Pixx also had their track "Funsize" featured on FIFA 20. Vocalist Hannah Rodgers tells Goal: "A lot of comments on the video made me giggle. I never would've expected 'Funsize' to be a song that got on FIFA.

"I think the video draws out a whole other level of weirdness when FIFA fans find their way to it – some of them say it scares them, which was obviously always my aim!"

Another Sky and Pixx are both alternative bands that hail from a very specific area of south-east London, home to one of the most exciting new music scenes in the country.

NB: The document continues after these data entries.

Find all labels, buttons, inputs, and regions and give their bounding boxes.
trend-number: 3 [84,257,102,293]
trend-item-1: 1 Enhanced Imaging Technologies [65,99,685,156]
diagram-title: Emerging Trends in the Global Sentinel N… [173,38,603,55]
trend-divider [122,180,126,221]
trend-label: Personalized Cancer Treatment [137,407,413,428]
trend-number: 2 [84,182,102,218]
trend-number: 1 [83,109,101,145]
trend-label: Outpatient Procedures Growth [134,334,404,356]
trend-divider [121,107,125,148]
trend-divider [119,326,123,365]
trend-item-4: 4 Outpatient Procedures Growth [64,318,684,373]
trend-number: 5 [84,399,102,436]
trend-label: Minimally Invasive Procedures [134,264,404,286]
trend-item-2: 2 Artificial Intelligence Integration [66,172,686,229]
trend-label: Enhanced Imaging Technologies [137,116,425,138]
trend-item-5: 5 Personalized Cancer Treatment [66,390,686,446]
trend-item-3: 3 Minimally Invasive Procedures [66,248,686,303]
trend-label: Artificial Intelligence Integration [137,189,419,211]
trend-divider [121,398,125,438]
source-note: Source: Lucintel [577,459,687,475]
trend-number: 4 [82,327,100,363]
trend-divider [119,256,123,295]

Though both bands lean towards guitar music, their FIFA 20 neighbours such as Loyle Carner and Major Lazer hail from genres far and wide.

The process of selecting bands for FIFA soundtrack, according to Schnur, is done with the utmost care.

“This isn’t a random effort,” continues Schnur. “We're not in the 11th hour going, 'let's just go find 20 or 30 songs'. We put a year into defining the soundtrack.

“We go through thousands of bands. We never say, we need six bands from the UK and five from somewhere else. We assume everybody wants to embrace music from a global football culture.

“Everybody’s a music fan, and within soccer, there are no geographical boundaries. It’s been successful because soccer has never erased the culture of their players and younger fans.”

Even the cultural tone of music has shifted from where the conversation was, decades ago. It was commonplace for bands to figure out how they could get their song on the radio. Now, it is a bucket list ideal for an artist to land a song on FIFA.

For Schnur and Pettus, the most rewarding part of curating FIFA soundtracks is the international bridge it acts between music fans and football fans.

FIFA soundtracks serve as the passionate, connective tissue between supporters all over the world and the songs in the game – in the hope that the music, just like football, will resonate with people and bring them closer together.

“We’re finding bands that we feel will change people's lives, not just ours. People still feel music. It still defines moments in their lives. It's that important to people,” says Schnur.

“It breaks my heart when a band can't suddenly go from playing a club to Madison Square Garden. But the truth that a band can get on FIFA and have fans from all over the world, reaching out to them – that kind of success is stunning to me.”

“I can close my eyes and listen to a Zeppelin song and tell you where I was when I first heard it. I can tell you the feelings I had.

“That’s what I want from the FIFA soundtracks.”

The FIFA 21 soundtrack is available now. FIFA 21 is released on October 9.